Ok girlfriend you have one HOT body... but I am up for a boob squeeze fest if you want to!! and while you are at it.. can you drop me your brothers email address.. Um not that I am going to do anything with him I just want to stare!!! By Barbara on Siblings, Swimsuits with Sheniqua, Sweat and Soap.... on 7/21/11

Is it wrong to say that your brothers are banging? No? Ok, good! By Kelly on Siblings, Swimsuits with Sheniqua, Sweat and Soap.... on 7/21/11

Yes Kelly. It is wrong. So very, very wrong. LOL

How come you've never let ME, your BFF FF ever lick your brother. So Not Fair! By Jen on Siblings, Swimsuits with Sheniqua, Sweat and Soap.... on 7/21/11

Jenny, If I’ve told you once, I’ve told you 1000 times. He doesn’t like to be licked. Geez.

From our MizFit blogger on hair extensions:

Im late with the crazy but have had extensions. back in the early early 90s when they rarely did in caucasian hair. and then one day I was tired of them and YANKED EM OUT myself. short version?? I ended up unshaving my head. had to. how is THAT for bringing the crizzazeee :) Miz.
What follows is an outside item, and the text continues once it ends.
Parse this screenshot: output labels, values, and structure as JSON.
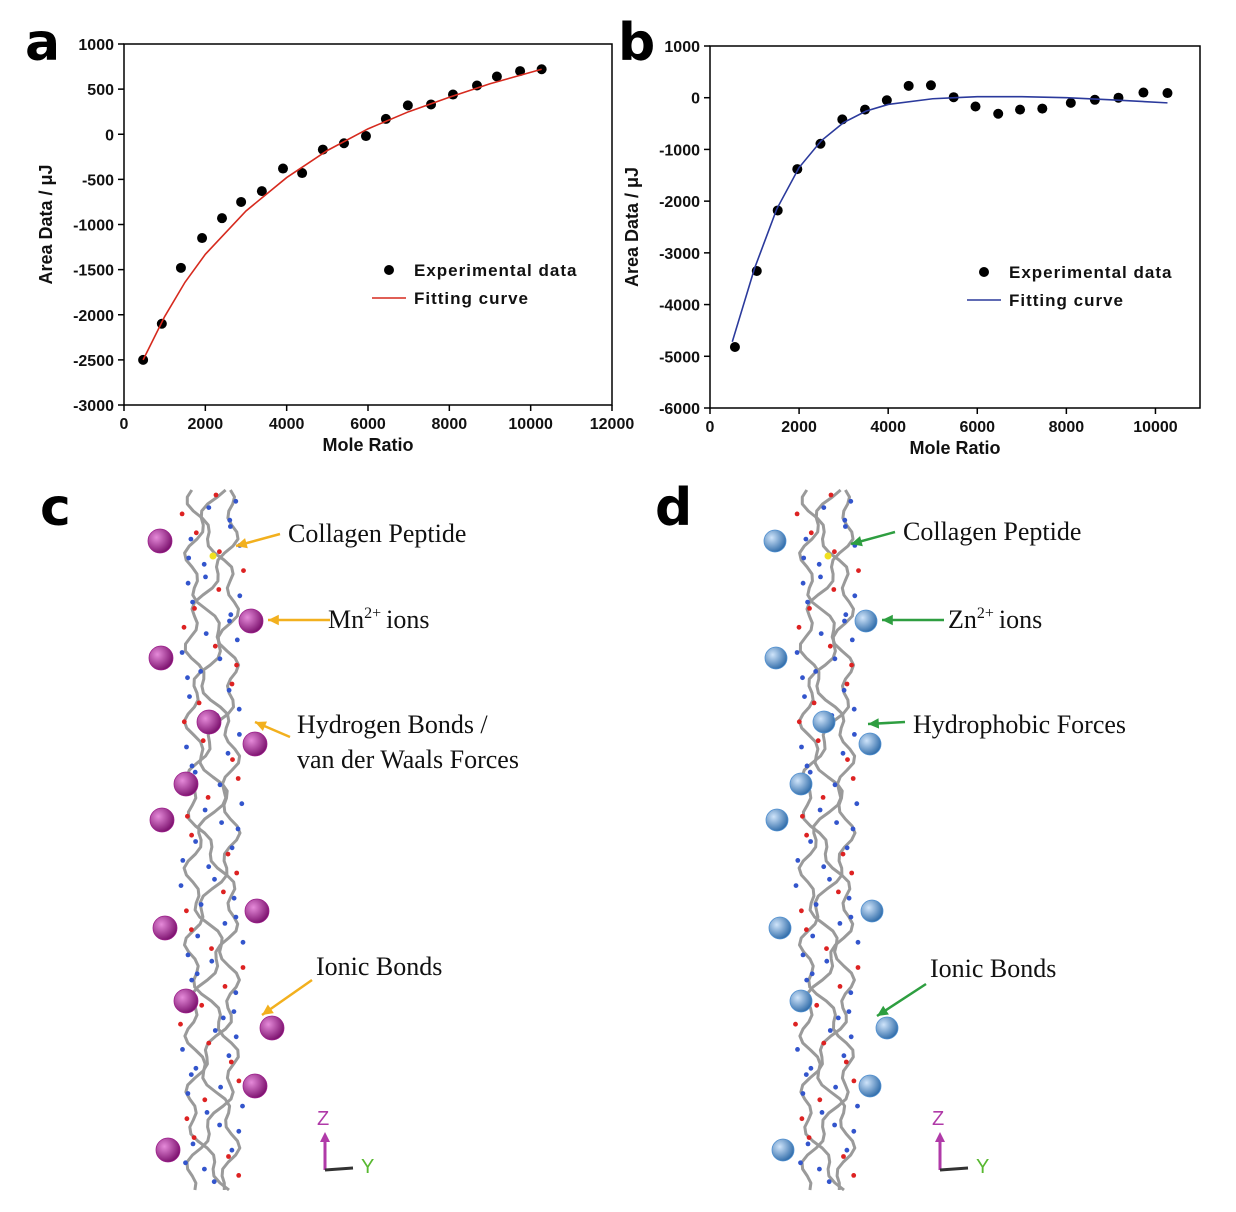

By MizFit on BYOC - Bring Your Own Crazy... on 7/25/11

This is how kickass you are. You pull out your own extensions and shave your own head. Everyone should have those kind of balls. Big, confident, shave my own head, woman cahoneys.

damn it girl. get better. and freak, where in the hell did you find Rambo. because good hell, he is the coolest guy EVER. By Dazee Dreamer on I might die. For realz. on 7/28/11

I found him in high school. He was the only one in my class with all his teeth. So I married him.



MizFit said...

tattoos, titties & eating boobs.


Cece said...

Read 'your' post. Cleaned the garage (ok, 'cleaned' is a stretch ... came back and am STILL lol at Rambo teeth = keeper. Thanks !

Stephanie said...

It's so funny reading what other people comment about. We have some funny women out there!! :)

Ronnie said...

Hehe, love 'em! :)

Karen Butler Ogle said...

ROFL. You crack me up. And Dail would die if he knew I posted this about him on the internet. We'll just have to keep it our little secret. Everyone who posts on your blog is hilarious. I love when you remind us of what have had said in the past.

MrsFatass said...

Hilarious. And it makes me feel like SUCH a rock star when I make one of these posts.

I love you.

Kelly said...

Freakin' awesome post, Draz! And I love how you ONLY listed Rambo having all his teeth as the reason why you married him. =)

Beth Ann said...

Between eating boobs and Jen wanting to lick your brother, Lord Have Mercy. You have some crazy funny followers, girlfriend!

Laura Belle said...

Ya know....Ryan and I were just talking about having little ones.

But, I'm learning from you...doors locked. All. The. Time. During. Dessert. Making.

I needed a good giggle just now. Thanks! *hugs*

Jen said...

I love this, you have some crazy funny peeps reading this blog. Rockstars!

Cat said...

HAHA! I absolutely love the ladies that comment on your blog sista! Oh - and as an aside, I am pretty sure I've commented on all your recent blogs. (blush) Yours is one I made sure I read and commented on everyday while on vacay.

Samantha said...

Agree with Cat! Your blog is for sure on the must read list! Of course then I have to try to not be laughing my ass off to loudly at work.